Wheeler is not alone advocating what is roughly a heady 1.067 solution, and one tome from the seventies advocates 40mL of LME into 150mL water, which works out at a towering 1.090.

Nor is he alone in taking tiny innoculation rates from slants or bottle dregs and taking them in a single stage up to a pitchable starter for a five gallon brew, using, in his case, a milk bottle and without recourse to a stir bar.

The conundrum is that if you try to put these numbers through online starter calculators, you reach the conclusion that the innoculation rates are impossibly low, the wort strength hopelessly high and the yeast yield nothing like enough.

- But they clearly worked..

Am I missing something?
 
I can remember years ago reading lots of stuff and getting overloaded by different authors and methods.

Then I picked an author and stuck with it and got started.

As I progress many years later through brewing, sh1te still keeps changing.

Conclusion: there is no one way.

Let's start in a different place.😁
What are you trying to do?
 
Let's start in a different place.😁
What are you trying to do?

Fair question.

I live in an English village about half an hour's drive south of Cambridge.
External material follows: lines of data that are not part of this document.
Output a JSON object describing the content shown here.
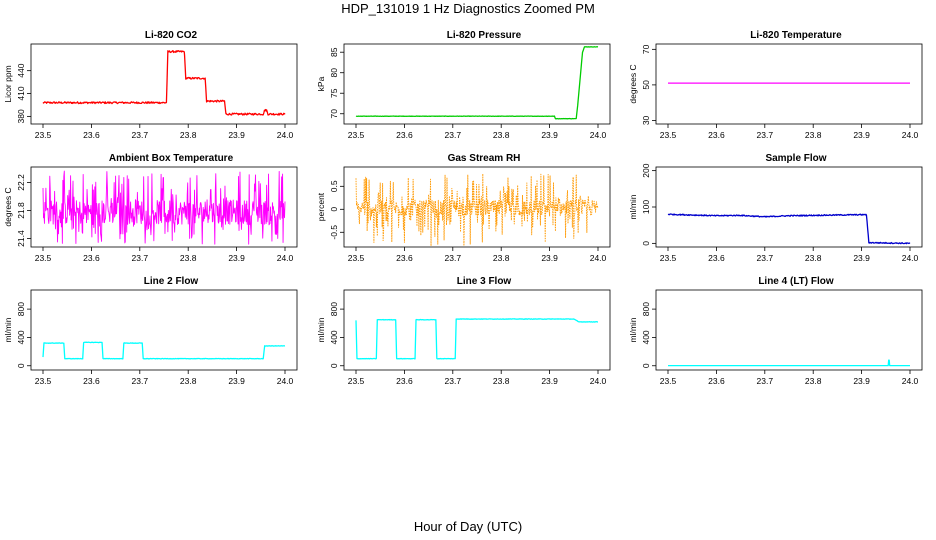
{
  "figure": {
    "title": "HDP_131019  1 Hz Diagnostics Zoomed PM",
    "xlabel": "Hour of Day (UTC)"
  },
  "chart_data": [
    {
      "type": "line",
      "title": "Li-820 CO2",
      "ylabel": "Licor ppm",
      "color": "#ff0000",
      "xlim": [
        23.5,
        24.0
      ],
      "ylim": [
        370,
        475
      ],
      "xticks": [
        "23.5",
        "23.6",
        "23.7",
        "23.8",
        "23.9",
        "24.0"
      ],
      "yticks": [
        380,
        410,
        440
      ],
      "noise": 1.2,
      "x": [
        23.5,
        23.755,
        23.758,
        23.792,
        23.795,
        23.835,
        23.838,
        23.875,
        23.878,
        23.955,
        23.958,
        23.962,
        23.965,
        24.0
      ],
      "y": [
        398,
        398,
        465,
        465,
        430,
        430,
        400,
        400,
        383,
        383,
        388,
        388,
        383,
        383
      ]
    },
    {
      "type": "line",
      "title": "Li-820 Pressure",
      "ylabel": "kPa",
      "color": "#00cc00",
      "xlim": [
        23.5,
        24.0
      ],
      "ylim": [
        67.5,
        87
      ],
      "xticks": [
        "23.5",
        "23.6",
        "23.7",
        "23.8",
        "23.9",
        "24.0"
      ],
      "yticks": [
        70,
        75,
        80,
        85
      ],
      "noise": 0.04,
      "x": [
        23.5,
        23.91,
        23.912,
        23.955,
        23.958,
        23.968,
        23.972,
        24.0
      ],
      "y": [
        69.4,
        69.4,
        68.8,
        68.8,
        72.0,
        85.0,
        86.3,
        86.3
      ]
    },
    {
      "type": "line",
      "title": "Li-820 Temperature",
      "ylabel": "degrees C",
      "color": "#ff00ff",
      "xlim": [
        23.5,
        24.0
      ],
      "ylim": [
        28,
        73
      ],
      "xticks": [
        "23.5",
        "23.6",
        "23.7",
        "23.8",
        "23.9",
        "24.0"
      ],
      "yticks": [
        30,
        50,
        70
      ],
      "noise": 0,
      "x": [
        23.5,
        24.0
      ],
      "y": [
        51,
        51
      ]
    },
    {
      "type": "line",
      "title": "Ambient Box Temperature",
      "ylabel": "degrees C",
      "color": "#ff00ff",
      "xlim": [
        23.5,
        24.0
      ],
      "ylim": [
        21.28,
        22.42
      ],
      "xticks": [
        "23.5",
        "23.6",
        "23.7",
        "23.8",
        "23.9",
        "24.0"
      ],
      "yticks": [
        21.4,
        21.8,
        22.2
      ],
      "oscillate": {
        "lo": 21.6,
        "hi": 21.95,
        "amp_lo": 21.32,
        "amp_hi": 22.38,
        "n": 500
      },
      "x": [],
      "y": []
    },
    {
      "type": "line",
      "title": "Gas Stream RH",
      "ylabel": "percent",
      "color": "#ff9900",
      "dashed": true,
      "xlim": [
        23.5,
        24.0
      ],
      "ylim": [
        -0.82,
        0.92
      ],
      "xticks": [
        "23.5",
        "23.6",
        "23.7",
        "23.8",
        "23.9",
        "24.0"
      ],
      "yticks": [
        -0.5,
        0,
        0.5
      ],
      "oscillate": {
        "lo": -0.15,
        "hi": 0.2,
        "amp_lo": -0.8,
        "amp_hi": 0.78,
        "n": 500
      },
      "x": [],
      "y": []
    },
    {
      "type": "line",
      "title": "Sample Flow",
      "ylabel": "ml/min",
      "color": "#0000cc",
      "xlim": [
        23.5,
        24.0
      ],
      "ylim": [
        -10,
        210
      ],
      "xticks": [
        "23.5",
        "23.6",
        "23.7",
        "23.8",
        "23.9",
        "24.0"
      ],
      "yticks": [
        0,
        100,
        200
      ],
      "noise": 1.5,
      "x": [
        23.5,
        23.6,
        23.65,
        23.7,
        23.75,
        23.8,
        23.85,
        23.91,
        23.915,
        24.0
      ],
      "y": [
        80,
        76,
        77,
        73,
        76,
        77,
        78,
        79,
        2,
        0
      ]
    },
    {
      "type": "line",
      "title": "Line 2 Flow",
      "ylabel": "ml/min",
      "color": "#00ffff",
      "xlim": [
        23.5,
        24.0
      ],
      "ylim": [
        -60,
        1070
      ],
      "xticks": [
        "23.5",
        "23.6",
        "23.7",
        "23.8",
        "23.9",
        "24.0"
      ],
      "yticks": [
        0,
        400,
        800
      ],
      "noise": 3,
      "x": [
        23.5,
        23.502,
        23.543,
        23.545,
        23.582,
        23.584,
        23.622,
        23.624,
        23.665,
        23.667,
        23.705,
        23.707,
        23.955,
        23.958,
        24.0
      ],
      "y": [
        120,
        320,
        320,
        100,
        100,
        330,
        330,
        100,
        100,
        320,
        320,
        100,
        100,
        280,
        280
      ]
    },
    {
      "type": "line",
      "title": "Line 3 Flow",
      "ylabel": "ml/min",
      "color": "#00ffff",
      "xlim": [
        23.5,
        24.0
      ],
      "ylim": [
        -60,
        1070
      ],
      "xticks": [
        "23.5",
        "23.6",
        "23.7",
        "23.8",
        "23.9",
        "24.0"
      ],
      "yticks": [
        0,
        400,
        800
      ],
      "noise": 3,
      "x": [
        23.5,
        23.502,
        23.542,
        23.544,
        23.582,
        23.584,
        23.622,
        23.624,
        23.665,
        23.667,
        23.705,
        23.707,
        23.95,
        23.96,
        24.0
      ],
      "y": [
        640,
        100,
        100,
        650,
        650,
        100,
        100,
        650,
        650,
        100,
        100,
        660,
        660,
        620,
        620
      ]
    },
    {
      "type": "line",
      "title": "Line 4 (LT) Flow",
      "ylabel": "ml/min",
      "color": "#00ffff",
      "xlim": [
        23.5,
        24.0
      ],
      "ylim": [
        -60,
        1070
      ],
      "xticks": [
        "23.5",
        "23.6",
        "23.7",
        "23.8",
        "23.9",
        "24.0"
      ],
      "yticks": [
        0,
        400,
        800
      ],
      "noise": 0,
      "x": [
        23.5,
        23.955,
        23.956,
        23.957,
        23.958,
        24.0
      ],
      "y": [
        2,
        2,
        80,
        80,
        2,
        2
      ]
    }
  ]
}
Ten years ago my local pub was facing closure, so I bought it. When in need of ale I need only wander over and undertake some quality control.

I am currently in the process of winding up and retiring out of my main business, which will leave some premises vacant that I'm in no hurry to sell.
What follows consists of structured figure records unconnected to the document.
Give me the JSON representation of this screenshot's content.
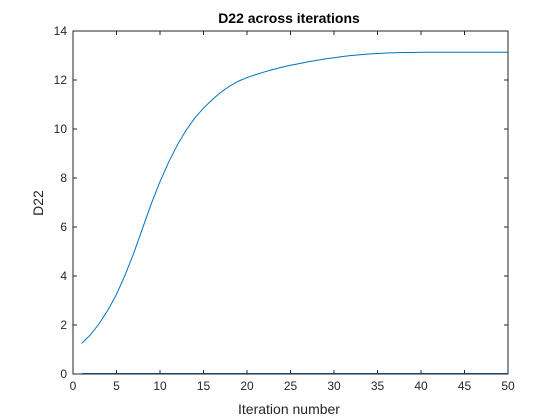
{
  "chart_data": {
    "type": "line",
    "title": "D22 across iterations",
    "xlabel": "Iteration number",
    "ylabel": "D22",
    "xlim": [
      0,
      50
    ],
    "ylim": [
      0,
      14
    ],
    "xticks": [
      "0",
      "5",
      "10",
      "15",
      "20",
      "25",
      "30",
      "35",
      "40",
      "45",
      "50"
    ],
    "yticks": [
      "0",
      "2",
      "4",
      "6",
      "8",
      "10",
      "12",
      "14"
    ],
    "grid": false,
    "legend": "none",
    "line_color": "#0072BD",
    "axis_color": "#262626",
    "series": [
      {
        "x": [
          1,
          2,
          3,
          4,
          5,
          6,
          7,
          8,
          9,
          10,
          11,
          12,
          13,
          14,
          15,
          16,
          17,
          18,
          19,
          20,
          21,
          22,
          23,
          24,
          25,
          26,
          27,
          28,
          29,
          30,
          31,
          32,
          33,
          34,
          35,
          36,
          37,
          38,
          39,
          40,
          41,
          42,
          43,
          44,
          45,
          46,
          47,
          48,
          49,
          50
        ],
        "values": [
          1.25,
          1.6,
          2.05,
          2.6,
          3.25,
          4.05,
          4.95,
          5.95,
          6.95,
          7.85,
          8.65,
          9.35,
          9.95,
          10.45,
          10.85,
          11.2,
          11.5,
          11.75,
          11.95,
          12.1,
          12.22,
          12.33,
          12.43,
          12.52,
          12.6,
          12.67,
          12.74,
          12.8,
          12.86,
          12.91,
          12.96,
          13.0,
          13.03,
          13.06,
          13.08,
          13.1,
          13.11,
          13.12,
          13.12,
          13.13,
          13.13,
          13.13,
          13.13,
          13.13,
          13.13,
          13.13,
          13.13,
          13.13,
          13.13,
          13.13
        ]
      },
      {
        "x": [
          1,
          2,
          3,
          4,
          5,
          6,
          7,
          8,
          9,
          10,
          11,
          12,
          13,
          14,
          15,
          16,
          17,
          18,
          19,
          20,
          21,
          22,
          23,
          24,
          25,
          26,
          27,
          28,
          29,
          30,
          31,
          32,
          33,
          34,
          35,
          36,
          37,
          38,
          39,
          40,
          41,
          42,
          43,
          44,
          45,
          46,
          47,
          48,
          49,
          50
        ],
        "values": [
          0.02,
          0.02,
          0.02,
          0.02,
          0.02,
          0.02,
          0.02,
          0.02,
          0.02,
          0.02,
          0.02,
          0.02,
          0.02,
          0.02,
          0.02,
          0.02,
          0.02,
          0.02,
          0.02,
          0.02,
          0.02,
          0.02,
          0.02,
          0.02,
          0.02,
          0.02,
          0.02,
          0.02,
          0.02,
          0.02,
          0.02,
          0.02,
          0.02,
          0.02,
          0.02,
          0.02,
          0.02,
          0.02,
          0.02,
          0.02,
          0.02,
          0.02,
          0.02,
          0.02,
          0.02,
          0.02,
          0.02,
          0.02,
          0.02,
          0.02
        ]
      }
    ]
  }
}
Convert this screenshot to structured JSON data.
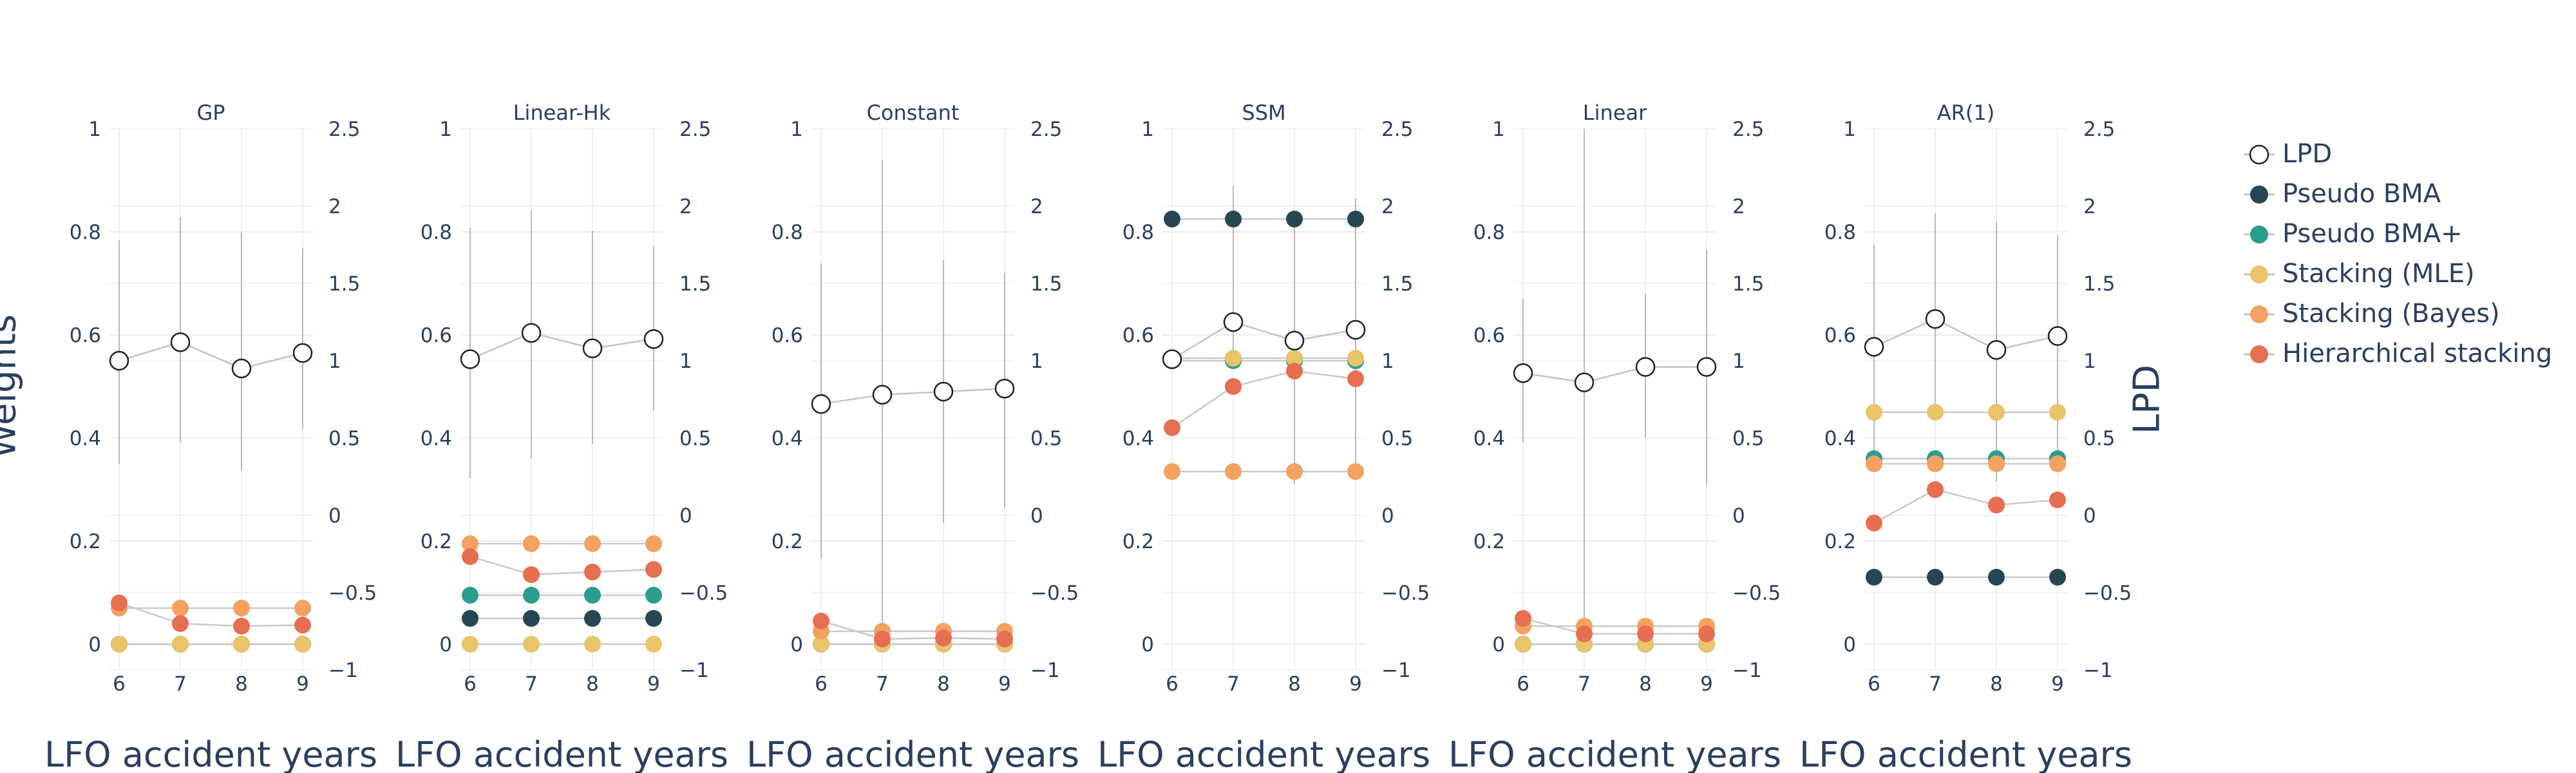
{
  "y_label_left": "Weights",
  "y_label_right": "LPD",
  "x_axis_label": "LFO accident years",
  "legend": [
    {
      "name": "LPD",
      "color": "#000000",
      "style": "open-circle"
    },
    {
      "name": "Pseudo BMA",
      "color": "#264653"
    },
    {
      "name": "Pseudo BMA+",
      "color": "#2a9d8f"
    },
    {
      "name": "Stacking (MLE)",
      "color": "#e9c46a"
    },
    {
      "name": "Stacking (Bayes)",
      "color": "#f4a261"
    },
    {
      "name": "Hierarchical stacking",
      "color": "#e76f51"
    }
  ],
  "chart_data": {
    "type": "line",
    "x": [
      6,
      7,
      8,
      9
    ],
    "left_axis": {
      "label": "Weights",
      "range": [
        0,
        1
      ],
      "ticks": [
        "0",
        "0.2",
        "0.4",
        "0.6",
        "0.8",
        "1"
      ]
    },
    "right_axis": {
      "label": "LPD",
      "range": [
        -1,
        2.5
      ],
      "ticks": [
        "−1",
        "−0.5",
        "0",
        "0.5",
        "1",
        "1.5",
        "2",
        "2.5"
      ]
    },
    "x_ticks": [
      "6",
      "7",
      "8",
      "9"
    ],
    "grid": true,
    "legend_placement": "right",
    "panels": [
      {
        "title": "GP",
        "lpd": [
          1.0,
          1.12,
          0.95,
          1.05
        ],
        "lpd_interval": [
          [
            0.33,
            1.78
          ],
          [
            0.47,
            1.93
          ],
          [
            0.29,
            1.83
          ],
          [
            0.56,
            1.73
          ]
        ],
        "series": [
          {
            "name": "Pseudo BMA",
            "values": [
              0,
              0,
              0,
              0
            ]
          },
          {
            "name": "Pseudo BMA+",
            "values": [
              0,
              0,
              0,
              0
            ]
          },
          {
            "name": "Stacking (MLE)",
            "values": [
              0,
              0,
              0,
              0
            ]
          },
          {
            "name": "Stacking (Bayes)",
            "values": [
              0.07,
              0.07,
              0.07,
              0.07
            ]
          },
          {
            "name": "Hierarchical stacking",
            "values": [
              0.08,
              0.04,
              0.035,
              0.037
            ]
          }
        ]
      },
      {
        "title": "Linear-Hk",
        "lpd": [
          1.01,
          1.18,
          1.08,
          1.14
        ],
        "lpd_interval": [
          [
            0.24,
            1.86
          ],
          [
            0.37,
            1.97
          ],
          [
            0.46,
            1.84
          ],
          [
            0.68,
            1.74
          ]
        ],
        "series": [
          {
            "name": "Pseudo BMA",
            "values": [
              0.05,
              0.05,
              0.05,
              0.05
            ]
          },
          {
            "name": "Pseudo BMA+",
            "values": [
              0.095,
              0.095,
              0.095,
              0.095
            ]
          },
          {
            "name": "Stacking (MLE)",
            "values": [
              0,
              0,
              0,
              0
            ]
          },
          {
            "name": "Stacking (Bayes)",
            "values": [
              0.195,
              0.195,
              0.195,
              0.195
            ]
          },
          {
            "name": "Hierarchical stacking",
            "values": [
              0.17,
              0.135,
              0.14,
              0.145
            ]
          }
        ]
      },
      {
        "title": "Constant",
        "lpd": [
          0.72,
          0.78,
          0.8,
          0.82
        ],
        "lpd_interval": [
          [
            -0.28,
            1.63
          ],
          [
            -0.85,
            2.3
          ],
          [
            -0.05,
            1.65
          ],
          [
            0.05,
            1.57
          ]
        ],
        "series": [
          {
            "name": "Pseudo BMA",
            "values": [
              0,
              0,
              0,
              0
            ]
          },
          {
            "name": "Pseudo BMA+",
            "values": [
              0,
              0,
              0,
              0
            ]
          },
          {
            "name": "Stacking (MLE)",
            "values": [
              0,
              0,
              0,
              0
            ]
          },
          {
            "name": "Stacking (Bayes)",
            "values": [
              0.025,
              0.025,
              0.025,
              0.025
            ]
          },
          {
            "name": "Hierarchical stacking",
            "values": [
              0.045,
              0.01,
              0.012,
              0.01
            ]
          }
        ]
      },
      {
        "title": "SSM",
        "lpd": [
          1.01,
          1.25,
          1.13,
          1.2
        ],
        "lpd_interval": [
          [
            1.01,
            1.01
          ],
          [
            0.95,
            2.13
          ],
          [
            0.2,
            1.95
          ],
          [
            0.34,
            2.05
          ]
        ],
        "series": [
          {
            "name": "Pseudo BMA",
            "values": [
              0.825,
              0.825,
              0.825,
              0.825
            ]
          },
          {
            "name": "Pseudo BMA+",
            "values": [
              0.55,
              0.55,
              0.55,
              0.55
            ]
          },
          {
            "name": "Stacking (MLE)",
            "values": [
              0.555,
              0.555,
              0.555,
              0.555
            ]
          },
          {
            "name": "Stacking (Bayes)",
            "values": [
              0.335,
              0.335,
              0.335,
              0.335
            ]
          },
          {
            "name": "Hierarchical stacking",
            "values": [
              0.42,
              0.5,
              0.53,
              0.515
            ]
          }
        ]
      },
      {
        "title": "Linear",
        "lpd": [
          0.92,
          0.86,
          0.96,
          0.96
        ],
        "lpd_interval": [
          [
            0.47,
            1.4
          ],
          [
            -0.8,
            2.5
          ],
          [
            0.5,
            1.43
          ],
          [
            0.2,
            1.72
          ]
        ],
        "series": [
          {
            "name": "Pseudo BMA",
            "values": [
              0,
              0,
              0,
              0
            ]
          },
          {
            "name": "Pseudo BMA+",
            "values": [
              0,
              0,
              0,
              0
            ]
          },
          {
            "name": "Stacking (MLE)",
            "values": [
              0,
              0,
              0,
              0
            ]
          },
          {
            "name": "Stacking (Bayes)",
            "values": [
              0.035,
              0.035,
              0.035,
              0.035
            ]
          },
          {
            "name": "Hierarchical stacking",
            "values": [
              0.05,
              0.02,
              0.02,
              0.02
            ]
          }
        ]
      },
      {
        "title": "AR(1)",
        "lpd": [
          1.09,
          1.27,
          1.07,
          1.16
        ],
        "lpd_interval": [
          [
            0.36,
            1.75
          ],
          [
            0.7,
            1.95
          ],
          [
            0.22,
            1.9
          ],
          [
            0.32,
            1.81
          ]
        ],
        "series": [
          {
            "name": "Pseudo BMA",
            "values": [
              0.13,
              0.13,
              0.13,
              0.13
            ]
          },
          {
            "name": "Pseudo BMA+",
            "values": [
              0.36,
              0.36,
              0.36,
              0.36
            ]
          },
          {
            "name": "Stacking (MLE)",
            "values": [
              0.45,
              0.45,
              0.45,
              0.45
            ]
          },
          {
            "name": "Stacking (Bayes)",
            "values": [
              0.35,
              0.35,
              0.35,
              0.35
            ]
          },
          {
            "name": "Hierarchical stacking",
            "values": [
              0.235,
              0.3,
              0.27,
              0.28
            ]
          }
        ]
      }
    ]
  }
}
As a retirement job, to give me a reason to get out of bed each morning, I'm looking at the possibility of using these premises to do a little small scale commercial brewing. Cask ales only, nothing too exotic.

However I'm in no hurry to run before I walk, and want to get my head round the weirder bits of the craft, especially where the published texts seem to contradict each other.
 
Personally I've solved the yeast starter conundrum by never bothering with one! :D
 
Sounds like a good project! I would assume the modern methods are the result of experience and experiment, whereas the old methods just worked because yeast will grow in lots of different conditions.
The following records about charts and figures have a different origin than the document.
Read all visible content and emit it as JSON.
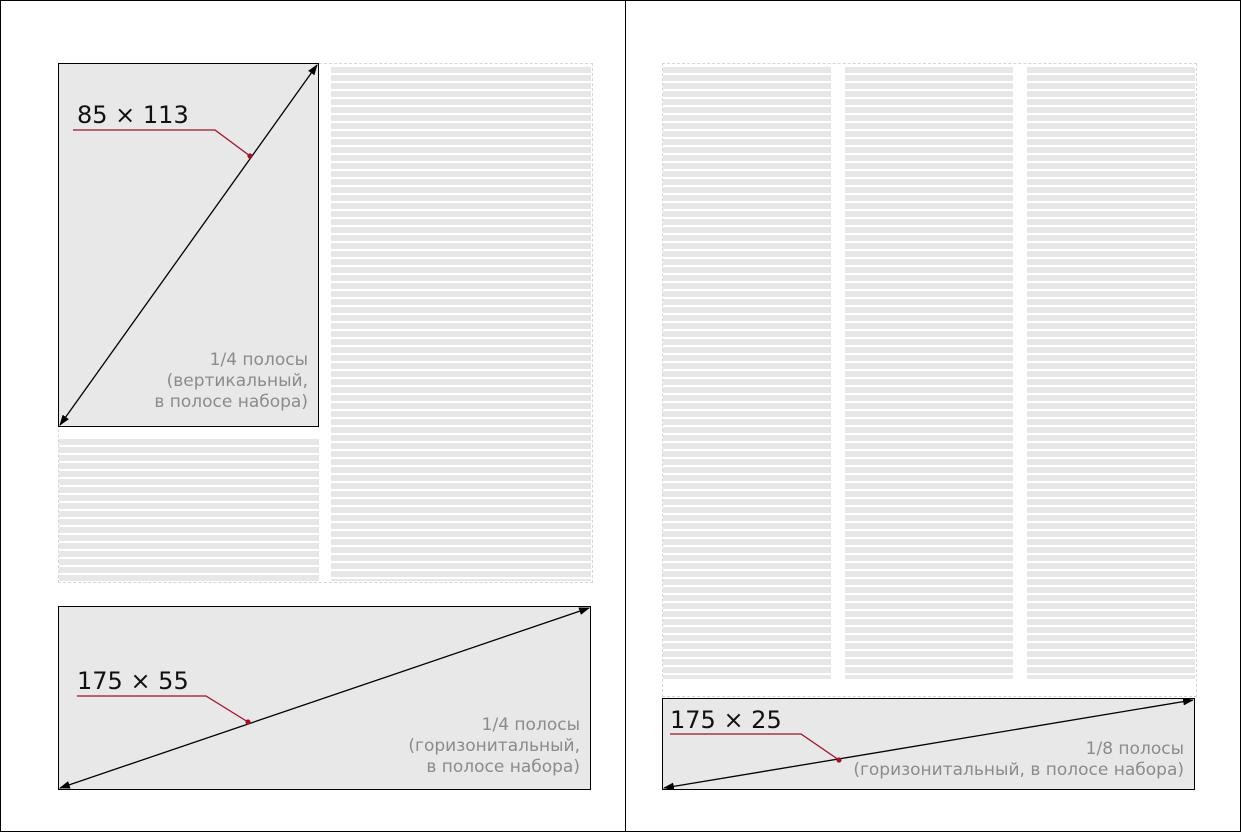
{
  "ads": [
    {
      "size": "85 × 113",
      "caption": [
        "1/4 полосы",
        "(вертикальный,",
        "в полосе набора)"
      ]
    },
    {
      "size": "175 × 55",
      "caption": [
        "1/4 полосы",
        "(горизонитальный,",
        "в полосе набора)"
      ]
    },
    {
      "size": "175 × 25",
      "caption": [
        "1/8 полосы",
        "(горизонитальный, в полосе набора)"
      ]
    }
  ],
  "colors": {
    "ad_fill": "#e8e8e8",
    "text_line": "#e7e7e7",
    "leader": "#a0102a",
    "caption": "#8b8b8b"
  }
}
You can still brew commercially with dried yeast, you don’t have to run a yeast lab.
 
Personally I've solved the yeast starter conundrum by never bothering with one! :D
me too! yeast is cheap enough and if you were brewing alot you'd just harvest yeast/trub directly from the previous brew.

Though when I have done starters in the past I seem to have read that the ideal gravity wort is around the 1.040 level...just goes to show that alot of these rules are more guidelines than rules.
 
Fair question.

I live in an English village about half an hour's drive south of Cambridge. Ten years ago my local pub was facing closure, so I bought it. When in need of ale I need only wander over and undertake some quality control.

I am currently in the process of winding up and retiring out of my main business, which will leave some premises vacant that I'm in no hurry to sell.

As a retirement job, to give me a reason to get out of bed each morning, I'm looking at the possibility of using these premises to do a little small scale commercial brewing. Cask ales only, nothing too exotic.

However I'm in no hurry to run before I walk, and want to get my head round the weirder bits of the craft, especially where the published texts seem to contradict each other.

That sounds like you have a customer fur the casks. Good show.

It would be interesting to discuss the volumes.
 
Most smaller commercial brewers start with dried yeast. Simply because you can buy bricks of it easily to give you the cell count and you don't need to do starters or oxygenate.

For wet yeast you'd tend to buy a pitch of yeast from a commercial supplier, use that and then keep cropping and repitching from batch to batch. That's why many breweries only have one house yeast.

Otherwise you're looking at a 4-5 litre starter per barrel, and you need to figure out how to oxygenate it both during the starter and when pitched.